On 25 February 2019, the Royal Commission released its first background paper providing an overview of Australia's current aged care system entitled “Navigating the Maze: An overview of Australia’s Current Aged Care System”.

The Round 2 hearings are listed to begin on 18 March 2019 and are intended to focus on issues arising in Home Care (the of care and assistance given to elderly people living in their own homes).

Round 3 hearings will be held in May 2019 and will focus on Residential Care and will consider issues arising from the provision of services to people living with dementia.

To date, the Commission has received 800 submissions from members of the public. When Round 1 hearings opened in February, 79 of Australia’s top 100 providers had provided information to the Commission in response to its invitation to make a submission, with a total of 900 of the nearly 2,000 aged care providers having made a submission.

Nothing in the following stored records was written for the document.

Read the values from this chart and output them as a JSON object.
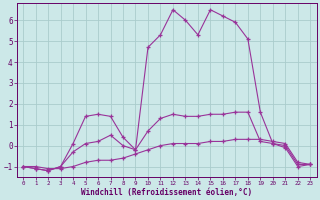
{
  "background_color": "#cce8e8",
  "grid_color": "#aacccc",
  "line_color": "#993399",
  "marker": "+",
  "xlabel": "Windchill (Refroidissement éolien,°C)",
  "xlabel_color": "#660066",
  "tick_color": "#660066",
  "ylim": [
    -1.5,
    6.8
  ],
  "xlim": [
    -0.5,
    23.5
  ],
  "yticks": [
    -1,
    0,
    1,
    2,
    3,
    4,
    5,
    6
  ],
  "xticks": [
    0,
    1,
    2,
    3,
    4,
    5,
    6,
    7,
    8,
    9,
    10,
    11,
    12,
    13,
    14,
    15,
    16,
    17,
    18,
    19,
    20,
    21,
    22,
    23
  ],
  "series": [
    [
      [
        0,
        -1
      ],
      [
        1,
        -1
      ],
      [
        2,
        -1.1
      ],
      [
        3,
        -1.1
      ],
      [
        4,
        -1.0
      ],
      [
        5,
        -0.8
      ],
      [
        6,
        -0.7
      ],
      [
        7,
        -0.7
      ],
      [
        8,
        -0.6
      ],
      [
        9,
        -0.4
      ],
      [
        10,
        -0.2
      ],
      [
        11,
        -0.0
      ],
      [
        12,
        0.1
      ],
      [
        13,
        0.1
      ],
      [
        14,
        0.1
      ],
      [
        15,
        0.2
      ],
      [
        16,
        0.2
      ],
      [
        17,
        0.3
      ],
      [
        18,
        0.3
      ],
      [
        19,
        0.3
      ],
      [
        20,
        0.2
      ],
      [
        21,
        0.1
      ],
      [
        22,
        -0.8
      ],
      [
        23,
        -0.9
      ]
    ],
    [
      [
        0,
        -1
      ],
      [
        1,
        -1.1
      ],
      [
        2,
        -1.2
      ],
      [
        3,
        -1.0
      ],
      [
        4,
        -0.3
      ],
      [
        5,
        0.1
      ],
      [
        6,
        0.2
      ],
      [
        7,
        0.5
      ],
      [
        8,
        0.0
      ],
      [
        9,
        -0.2
      ],
      [
        10,
        0.7
      ],
      [
        11,
        1.3
      ],
      [
        12,
        1.5
      ],
      [
        13,
        1.4
      ],
      [
        14,
        1.4
      ],
      [
        15,
        1.5
      ],
      [
        16,
        1.5
      ],
      [
        17,
        1.6
      ],
      [
        18,
        1.6
      ],
      [
        19,
        0.2
      ],
      [
        20,
        0.1
      ],
      [
        21,
        0.0
      ],
      [
        22,
        -0.9
      ],
      [
        23,
        -0.9
      ]
    ],
    [
      [
        0,
        -1
      ],
      [
        1,
        -1.1
      ],
      [
        2,
        -1.2
      ],
      [
        3,
        -1.0
      ],
      [
        4,
        0.1
      ],
      [
        5,
        1.4
      ],
      [
        6,
        1.5
      ],
      [
        7,
        1.4
      ],
      [
        8,
        0.4
      ],
      [
        9,
        -0.2
      ],
      [
        10,
        4.7
      ],
      [
        11,
        5.3
      ],
      [
        12,
        6.5
      ],
      [
        13,
        6.0
      ],
      [
        14,
        5.3
      ],
      [
        15,
        6.5
      ],
      [
        16,
        6.2
      ],
      [
        17,
        5.9
      ],
      [
        18,
        5.1
      ],
      [
        19,
        1.6
      ],
      [
        20,
        0.1
      ],
      [
        21,
        -0.1
      ],
      [
        22,
        -1.0
      ],
      [
        23,
        -0.9
      ]
    ]
  ]
}
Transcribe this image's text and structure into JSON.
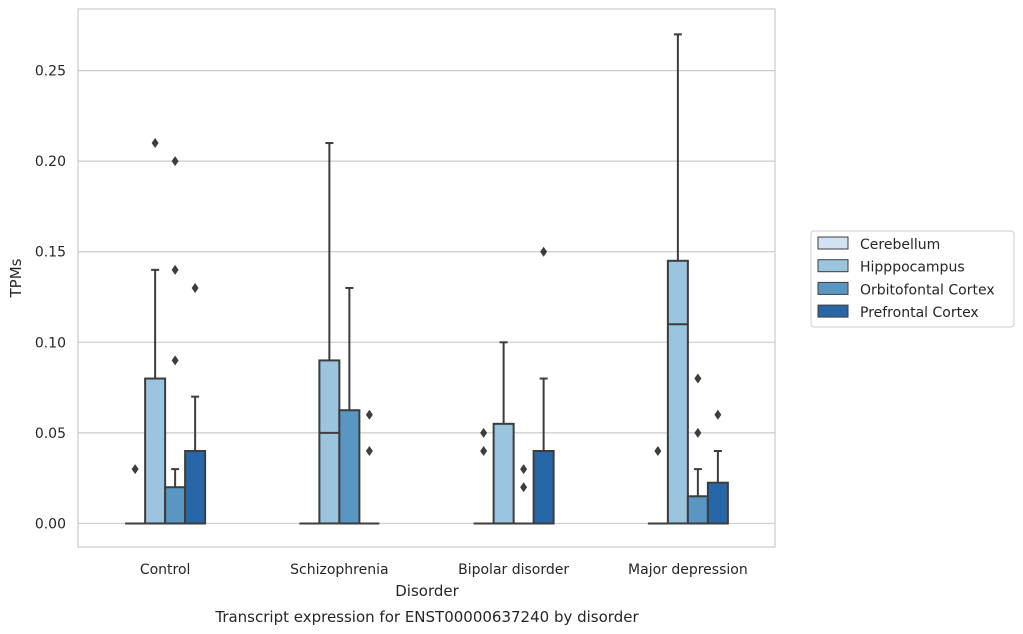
{
  "chart_data": {
    "type": "box",
    "caption": "Transcript expression for ENST00000637240 by disorder",
    "xlabel": "Disorder",
    "ylabel": "TPMs",
    "ylim": [
      -0.013,
      0.284
    ],
    "yticks": [
      0.0,
      0.05,
      0.1,
      0.15,
      0.2,
      0.25
    ],
    "ytick_labels": [
      "0.00",
      "0.05",
      "0.10",
      "0.15",
      "0.20",
      "0.25"
    ],
    "grid": true,
    "legend_position": "right",
    "categories": [
      "Control",
      "Schizophrenia",
      "Bipolar disorder",
      "Major depression"
    ],
    "series": [
      {
        "name": "Cerebellum",
        "color": "#d1e2f2",
        "boxes": [
          {
            "q1": 0,
            "median": 0,
            "q3": 0,
            "whisker_low": 0,
            "whisker_high": 0,
            "outliers": [
              0.03
            ]
          },
          {
            "q1": 0,
            "median": 0,
            "q3": 0,
            "whisker_low": 0,
            "whisker_high": 0,
            "outliers": []
          },
          {
            "q1": 0,
            "median": 0,
            "q3": 0,
            "whisker_low": 0,
            "whisker_high": 0,
            "outliers": [
              0.04,
              0.05
            ]
          },
          {
            "q1": 0,
            "median": 0,
            "q3": 0,
            "whisker_low": 0,
            "whisker_high": 0,
            "outliers": [
              0.04
            ]
          }
        ]
      },
      {
        "name": "Hipppocampus",
        "color": "#9bc4de",
        "boxes": [
          {
            "q1": 0,
            "median": 0,
            "q3": 0.08,
            "whisker_low": 0,
            "whisker_high": 0.14,
            "outliers": [
              0.21
            ]
          },
          {
            "q1": 0,
            "median": 0.05,
            "q3": 0.09,
            "whisker_low": 0,
            "whisker_high": 0.21,
            "outliers": []
          },
          {
            "q1": 0,
            "median": 0,
            "q3": 0.055,
            "whisker_low": 0,
            "whisker_high": 0.1,
            "outliers": []
          },
          {
            "q1": 0,
            "median": 0.11,
            "q3": 0.145,
            "whisker_low": 0,
            "whisker_high": 0.27,
            "outliers": []
          }
        ]
      },
      {
        "name": "Orbitofontal Cortex",
        "color": "#5a96c2",
        "boxes": [
          {
            "q1": 0,
            "median": 0,
            "q3": 0.02,
            "whisker_low": 0,
            "whisker_high": 0.03,
            "outliers": [
              0.09,
              0.14,
              0.2
            ]
          },
          {
            "q1": 0,
            "median": 0,
            "q3": 0.0625,
            "whisker_low": 0,
            "whisker_high": 0.13,
            "outliers": []
          },
          {
            "q1": 0,
            "median": 0,
            "q3": 0,
            "whisker_low": 0,
            "whisker_high": 0,
            "outliers": [
              0.02,
              0.03
            ]
          },
          {
            "q1": 0,
            "median": 0,
            "q3": 0.015,
            "whisker_low": 0,
            "whisker_high": 0.03,
            "outliers": [
              0.05,
              0.08
            ]
          }
        ]
      },
      {
        "name": "Prefrontal Cortex",
        "color": "#2767a7",
        "boxes": [
          {
            "q1": 0,
            "median": 0,
            "q3": 0.04,
            "whisker_low": 0,
            "whisker_high": 0.07,
            "outliers": [
              0.13
            ]
          },
          {
            "q1": 0,
            "median": 0,
            "q3": 0,
            "whisker_low": 0,
            "whisker_high": 0,
            "outliers": [
              0.04,
              0.06
            ]
          },
          {
            "q1": 0,
            "median": 0,
            "q3": 0.04,
            "whisker_low": 0,
            "whisker_high": 0.08,
            "outliers": [
              0.15
            ]
          },
          {
            "q1": 0,
            "median": 0,
            "q3": 0.0225,
            "whisker_low": 0,
            "whisker_high": 0.04,
            "outliers": [
              0.06
            ]
          }
        ]
      }
    ]
  }
}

It will not be until later hearings that specific evidence will be led about particular allegations about certain providers. The Commission has not ruled out hearing case studies about particular instances of abuse, neglect, systemic failure or substandard care in future hearings. The Commission has advised that advanced notice will be given where possible to providers that are the subject of such allegations and an opportunity to respond will be afforded, but timeframes will be tight.

Preparation will be key for parties required to respond to allegations or case studies and providers would be wise to anticipate complaints and consider the organisational response well before receiving a notice to produce a witness statement and summons to attend a hearing.